A measurement of length of a piece of writing, particularly when indicating a length excessive for the genre. A Yegge is approximately 4000 words or 25 kilobytes.

Named for well known programmer and technical blogger Steve Yegge, whose blog up to about 2009 was notorious for entries of approximately 1 or 2 Yegges in length, vastly exceeding the typical length of blog entries in the genre.

Usage example: "I knew breaking up with him was a good idea after I got an email two Yegges long listing all the reasons why I should take him back."
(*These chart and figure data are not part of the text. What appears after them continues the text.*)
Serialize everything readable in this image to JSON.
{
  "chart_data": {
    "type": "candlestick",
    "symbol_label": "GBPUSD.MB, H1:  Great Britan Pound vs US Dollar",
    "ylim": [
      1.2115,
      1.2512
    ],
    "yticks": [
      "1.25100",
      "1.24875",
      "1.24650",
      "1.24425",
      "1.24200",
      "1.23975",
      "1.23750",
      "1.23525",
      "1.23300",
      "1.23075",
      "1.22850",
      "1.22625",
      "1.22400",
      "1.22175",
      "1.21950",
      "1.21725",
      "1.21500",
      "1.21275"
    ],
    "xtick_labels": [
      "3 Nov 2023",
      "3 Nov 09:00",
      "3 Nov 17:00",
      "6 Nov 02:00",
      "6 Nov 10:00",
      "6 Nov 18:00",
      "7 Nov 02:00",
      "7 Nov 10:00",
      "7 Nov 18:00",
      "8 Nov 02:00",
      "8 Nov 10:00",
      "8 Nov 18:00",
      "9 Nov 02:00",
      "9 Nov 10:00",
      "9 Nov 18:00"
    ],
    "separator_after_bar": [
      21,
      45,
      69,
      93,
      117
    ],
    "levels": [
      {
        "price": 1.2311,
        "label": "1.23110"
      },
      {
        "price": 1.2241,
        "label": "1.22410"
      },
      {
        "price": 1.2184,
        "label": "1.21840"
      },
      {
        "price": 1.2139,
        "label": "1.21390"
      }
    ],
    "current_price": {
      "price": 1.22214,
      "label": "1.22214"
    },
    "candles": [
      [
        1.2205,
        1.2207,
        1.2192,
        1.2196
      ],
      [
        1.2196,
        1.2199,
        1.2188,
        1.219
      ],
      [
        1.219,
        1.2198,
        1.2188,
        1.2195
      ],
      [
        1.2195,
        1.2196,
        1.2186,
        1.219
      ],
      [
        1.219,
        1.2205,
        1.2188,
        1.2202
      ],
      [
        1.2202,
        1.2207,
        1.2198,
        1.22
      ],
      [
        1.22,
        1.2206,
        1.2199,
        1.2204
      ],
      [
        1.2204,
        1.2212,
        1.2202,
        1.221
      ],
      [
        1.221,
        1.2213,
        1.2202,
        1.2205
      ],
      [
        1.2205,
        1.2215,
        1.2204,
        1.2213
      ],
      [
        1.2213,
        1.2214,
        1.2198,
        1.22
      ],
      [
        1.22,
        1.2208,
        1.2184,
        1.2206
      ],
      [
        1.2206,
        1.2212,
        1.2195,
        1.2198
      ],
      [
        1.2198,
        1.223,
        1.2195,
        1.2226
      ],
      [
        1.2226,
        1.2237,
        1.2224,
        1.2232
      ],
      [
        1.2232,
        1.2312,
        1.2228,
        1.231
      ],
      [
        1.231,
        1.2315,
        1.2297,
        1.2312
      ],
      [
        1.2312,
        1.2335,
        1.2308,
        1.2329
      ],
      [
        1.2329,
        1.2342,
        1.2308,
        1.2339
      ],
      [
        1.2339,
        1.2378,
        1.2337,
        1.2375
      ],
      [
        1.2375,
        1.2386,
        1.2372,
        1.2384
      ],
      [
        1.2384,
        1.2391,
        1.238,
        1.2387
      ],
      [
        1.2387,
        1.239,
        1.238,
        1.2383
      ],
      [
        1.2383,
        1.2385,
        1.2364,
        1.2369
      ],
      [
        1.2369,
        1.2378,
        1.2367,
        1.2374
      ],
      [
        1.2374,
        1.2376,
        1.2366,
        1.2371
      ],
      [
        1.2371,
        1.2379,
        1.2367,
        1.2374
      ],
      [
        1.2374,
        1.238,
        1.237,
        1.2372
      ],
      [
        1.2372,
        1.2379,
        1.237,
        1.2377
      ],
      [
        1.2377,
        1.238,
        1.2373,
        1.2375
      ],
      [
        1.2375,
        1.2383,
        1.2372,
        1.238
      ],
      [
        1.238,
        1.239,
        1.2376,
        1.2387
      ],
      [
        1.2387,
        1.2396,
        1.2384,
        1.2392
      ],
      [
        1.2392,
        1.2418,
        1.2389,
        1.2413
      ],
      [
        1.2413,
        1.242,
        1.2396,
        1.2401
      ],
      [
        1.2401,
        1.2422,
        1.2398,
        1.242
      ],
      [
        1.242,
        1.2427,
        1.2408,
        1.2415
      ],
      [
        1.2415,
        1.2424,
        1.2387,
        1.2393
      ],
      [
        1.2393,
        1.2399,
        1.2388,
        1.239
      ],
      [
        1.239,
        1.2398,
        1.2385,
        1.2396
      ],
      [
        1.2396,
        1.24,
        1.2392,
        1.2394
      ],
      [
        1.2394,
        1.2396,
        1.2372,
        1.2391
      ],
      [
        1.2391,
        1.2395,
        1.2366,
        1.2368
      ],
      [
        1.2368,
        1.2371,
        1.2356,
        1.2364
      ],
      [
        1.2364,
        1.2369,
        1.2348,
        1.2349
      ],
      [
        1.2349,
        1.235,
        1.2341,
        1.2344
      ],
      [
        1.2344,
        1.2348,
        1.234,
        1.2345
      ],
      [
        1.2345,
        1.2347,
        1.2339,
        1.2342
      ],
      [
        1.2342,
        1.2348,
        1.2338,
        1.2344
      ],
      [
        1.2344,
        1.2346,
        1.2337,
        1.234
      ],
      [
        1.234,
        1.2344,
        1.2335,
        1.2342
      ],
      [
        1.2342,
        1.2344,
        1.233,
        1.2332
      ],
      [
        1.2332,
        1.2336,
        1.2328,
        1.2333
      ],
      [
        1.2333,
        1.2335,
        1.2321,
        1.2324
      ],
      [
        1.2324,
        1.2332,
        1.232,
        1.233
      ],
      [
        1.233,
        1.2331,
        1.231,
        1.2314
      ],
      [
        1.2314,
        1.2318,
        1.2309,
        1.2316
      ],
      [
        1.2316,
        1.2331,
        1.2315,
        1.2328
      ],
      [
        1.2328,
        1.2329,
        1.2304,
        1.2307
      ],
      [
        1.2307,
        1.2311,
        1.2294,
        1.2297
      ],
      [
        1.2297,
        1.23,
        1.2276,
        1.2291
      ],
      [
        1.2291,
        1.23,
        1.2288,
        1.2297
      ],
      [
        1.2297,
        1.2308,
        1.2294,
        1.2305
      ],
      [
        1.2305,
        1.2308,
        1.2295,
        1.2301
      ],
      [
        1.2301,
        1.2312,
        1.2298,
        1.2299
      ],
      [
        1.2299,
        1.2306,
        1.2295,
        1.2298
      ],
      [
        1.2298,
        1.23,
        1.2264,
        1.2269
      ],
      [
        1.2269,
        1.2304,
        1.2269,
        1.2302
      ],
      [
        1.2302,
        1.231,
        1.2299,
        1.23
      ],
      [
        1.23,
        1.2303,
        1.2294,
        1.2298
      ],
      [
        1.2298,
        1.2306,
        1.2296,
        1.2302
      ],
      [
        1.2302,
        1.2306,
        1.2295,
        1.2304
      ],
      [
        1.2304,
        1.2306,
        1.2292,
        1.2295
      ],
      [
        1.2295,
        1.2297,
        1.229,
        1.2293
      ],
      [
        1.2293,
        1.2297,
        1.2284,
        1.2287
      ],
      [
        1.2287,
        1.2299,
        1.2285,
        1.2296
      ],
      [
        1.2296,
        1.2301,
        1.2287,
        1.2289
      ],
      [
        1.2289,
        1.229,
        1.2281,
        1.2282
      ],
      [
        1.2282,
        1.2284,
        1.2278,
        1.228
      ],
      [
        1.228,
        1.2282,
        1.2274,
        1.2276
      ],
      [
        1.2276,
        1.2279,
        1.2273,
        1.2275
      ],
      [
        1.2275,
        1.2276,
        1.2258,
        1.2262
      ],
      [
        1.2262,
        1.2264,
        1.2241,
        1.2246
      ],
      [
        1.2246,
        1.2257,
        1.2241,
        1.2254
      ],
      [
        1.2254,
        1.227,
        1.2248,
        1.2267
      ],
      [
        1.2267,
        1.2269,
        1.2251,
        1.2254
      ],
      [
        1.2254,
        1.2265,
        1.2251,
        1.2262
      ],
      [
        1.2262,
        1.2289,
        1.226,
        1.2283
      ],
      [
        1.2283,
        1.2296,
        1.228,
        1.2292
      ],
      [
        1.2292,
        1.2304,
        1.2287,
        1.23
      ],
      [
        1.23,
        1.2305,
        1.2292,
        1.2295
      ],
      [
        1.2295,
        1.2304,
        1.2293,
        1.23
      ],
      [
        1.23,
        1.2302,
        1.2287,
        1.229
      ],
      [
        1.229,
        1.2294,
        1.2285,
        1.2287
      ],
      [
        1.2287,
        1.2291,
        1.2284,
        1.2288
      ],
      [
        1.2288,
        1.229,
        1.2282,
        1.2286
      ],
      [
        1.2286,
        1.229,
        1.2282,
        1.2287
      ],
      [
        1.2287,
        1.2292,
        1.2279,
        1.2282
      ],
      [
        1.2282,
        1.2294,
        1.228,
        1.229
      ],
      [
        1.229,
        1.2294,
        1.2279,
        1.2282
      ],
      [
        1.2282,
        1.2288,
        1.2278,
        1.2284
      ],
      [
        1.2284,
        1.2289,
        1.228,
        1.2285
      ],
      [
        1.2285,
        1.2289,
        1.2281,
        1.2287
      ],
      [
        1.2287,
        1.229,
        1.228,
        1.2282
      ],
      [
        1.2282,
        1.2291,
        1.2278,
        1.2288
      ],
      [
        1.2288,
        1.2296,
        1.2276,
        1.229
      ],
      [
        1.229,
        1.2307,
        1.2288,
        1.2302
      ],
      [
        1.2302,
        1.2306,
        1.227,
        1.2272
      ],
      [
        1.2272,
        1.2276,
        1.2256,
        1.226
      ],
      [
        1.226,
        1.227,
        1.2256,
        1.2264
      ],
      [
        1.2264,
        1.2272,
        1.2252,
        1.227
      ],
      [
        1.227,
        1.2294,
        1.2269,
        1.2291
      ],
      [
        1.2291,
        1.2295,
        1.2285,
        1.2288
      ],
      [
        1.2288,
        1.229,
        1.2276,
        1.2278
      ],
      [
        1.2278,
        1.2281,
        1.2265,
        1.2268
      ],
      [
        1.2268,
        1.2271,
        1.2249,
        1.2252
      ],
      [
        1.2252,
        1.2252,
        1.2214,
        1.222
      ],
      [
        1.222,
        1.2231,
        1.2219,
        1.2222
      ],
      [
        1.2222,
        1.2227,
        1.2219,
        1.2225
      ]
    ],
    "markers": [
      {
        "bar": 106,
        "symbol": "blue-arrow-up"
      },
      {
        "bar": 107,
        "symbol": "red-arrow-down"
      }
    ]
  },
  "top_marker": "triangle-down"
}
Steve's writing is indeed quite verbose, thus this definition sounded hilarious to me. In fact, I liked it so much that I started using this expression in my everyday speech. At some point I thought it would be a fun thing to actually measure text in those units. And where do I primarily work with text? In Emacs, of course. Fast forward 15 minutes, the code was written:

(defun count-words--message (str start end)
  (let* ((lines (count-lines start end))
         (words (count-words start end))
         (chars (- end start))
         (yegges (sqrt (* (/ words 4000.0) (/ chars 25000.0)))))
    (message "%s has %d line%s, %d word%s, %f Yegge%s and %d character%s."
             lines (if (= lines 1) "" "s")
             words (if (= words 1) "" "s")
             yegges (if (= yegges 1) "" "s")
             chars (if (= chars 1) "" "s"))))

I overloaded count-words--message function to include Yegges count beside regular statistics. This function is used by count-words and other similar facade functions. Because the UD definition is ambiguous in terms of whether to use words or characters to count Yegges, I take a geometric mean of them both. So now count-words should show us something like this:

Buffer has 52 lines, 389 words, 0.096522 Yegges and 2395 characters.

Neat! Now we can measure how many Yegges the whole buffer, or just the selected region contains. While being fun, this metric works surprisingly well — page count usually gives no idea about amounts of text because it depends on the font size and margins; number of words or characters are too big and unwieldy. Also, since the metric aggregates both word and character count, it punishes such cheating as abuse of small words and abbreviations as well flooding the text with non-alphanumeric symbols.

Until you get an intuitive grasp of how much is a Yegge here's a short table of example texts together with their sizes:

Piece of writing Yegges
A full tweet ~0.005
This post 0.17
"I have a dream" speech by M. L. King 0.39
"Beating the Averages" by Paul Graham 1.07
The GNU Manifesto 1.08
"Rich Programmer Food" by Steve Yegge 1.35
"Batman" page on Wikipedia 3.20
"Tempest" by William Shakespeare 4.13
Average master thesis 4–8
"The Great Gatsby" by F. Scott Fitzgerald 11.6
"The Odyssey" by Homer 28.8
"War and peace" by Leo Tolstoy 135

I hope this post makes you smile, and who knows, maybe encourages to adopt this cool text metric. Happy writing!